In Australia, Queensland-based company ESI Asia Pacific is planning to develop its own iron flow batteries at a new factory in Maryborough once construction is completed in 2026.

While iron is plentiful and cheap, these batteries rely on high-purity iron chloride to reduce iron corrosion. This may mean electrolytes cost significantly more than expected. Field testing data is limited to date.

Zinc bromine batteries use a solution of zinc, a metal, and bromine, an element extracted from salt water. The chemistry means each cell has a higher electricity output than other flow batteries, but it comes with a challenge – finding ways to stop the growth of tree-like dendrites inside the cell, which can disrupt energy production or trigger short-circuits.

Creating a larger Australian battery industry will take time and funding. But the demand for batteries will exapand globally in coming years, across the electricity and transport sectors.

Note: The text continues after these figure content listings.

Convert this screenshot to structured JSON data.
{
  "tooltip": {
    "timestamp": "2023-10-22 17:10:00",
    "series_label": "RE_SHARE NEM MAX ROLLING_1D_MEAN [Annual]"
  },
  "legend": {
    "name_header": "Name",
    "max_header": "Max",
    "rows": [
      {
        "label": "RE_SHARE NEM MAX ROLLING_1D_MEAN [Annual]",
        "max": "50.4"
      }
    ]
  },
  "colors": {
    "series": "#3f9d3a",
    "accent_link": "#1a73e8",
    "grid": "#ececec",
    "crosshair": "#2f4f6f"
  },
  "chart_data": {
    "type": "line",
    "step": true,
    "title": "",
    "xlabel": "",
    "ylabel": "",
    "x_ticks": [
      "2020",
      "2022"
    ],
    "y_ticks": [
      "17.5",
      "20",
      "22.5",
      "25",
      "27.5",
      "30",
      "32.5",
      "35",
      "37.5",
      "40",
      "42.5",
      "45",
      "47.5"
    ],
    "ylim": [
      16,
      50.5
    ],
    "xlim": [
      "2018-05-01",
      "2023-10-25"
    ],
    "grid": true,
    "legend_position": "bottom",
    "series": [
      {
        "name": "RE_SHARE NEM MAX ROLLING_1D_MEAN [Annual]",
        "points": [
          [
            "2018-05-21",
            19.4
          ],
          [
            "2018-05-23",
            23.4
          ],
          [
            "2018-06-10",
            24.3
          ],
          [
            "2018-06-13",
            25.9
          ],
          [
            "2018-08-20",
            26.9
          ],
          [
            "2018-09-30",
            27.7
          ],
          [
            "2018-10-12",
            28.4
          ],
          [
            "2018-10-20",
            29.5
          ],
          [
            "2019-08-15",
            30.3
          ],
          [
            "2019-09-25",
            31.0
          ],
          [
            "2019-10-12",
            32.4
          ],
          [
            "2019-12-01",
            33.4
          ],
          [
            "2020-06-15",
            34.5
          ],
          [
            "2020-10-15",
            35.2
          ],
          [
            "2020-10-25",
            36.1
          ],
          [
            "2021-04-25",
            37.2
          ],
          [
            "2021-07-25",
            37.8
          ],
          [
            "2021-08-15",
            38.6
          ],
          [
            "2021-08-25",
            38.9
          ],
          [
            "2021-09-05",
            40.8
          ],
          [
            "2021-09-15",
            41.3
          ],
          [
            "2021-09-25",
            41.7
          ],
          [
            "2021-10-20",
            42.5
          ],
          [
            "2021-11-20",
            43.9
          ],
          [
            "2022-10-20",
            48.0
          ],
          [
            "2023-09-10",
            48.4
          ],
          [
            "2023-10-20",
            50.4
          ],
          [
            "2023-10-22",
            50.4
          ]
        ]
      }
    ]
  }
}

As we work to electrify road transport, we will see demand for electricity increase as well as demand for the lithium-ion batteries now ubiquitous in electric vehicles.

As a major producer of lithium, Australia could also manufacture lithium batteries for domestic use or export. To compete globally, we would need to embrace automation.

Despite different chemistries, flow batteries share many common components that could be made locally and boost energy self-sufficiency. Flow batteries have long required time-consuming and expensive manual assembly. But it’s now possible to automate assembly lines, which will cut costs and make Australian-made batteries better able to compete. My colleagues and I are working on this challenge at present.

Within a decade, Australia could become a globally competitive battery maker and exporter of critical minerals. Doing so would help the shift to clean energy, both domestically and around the world.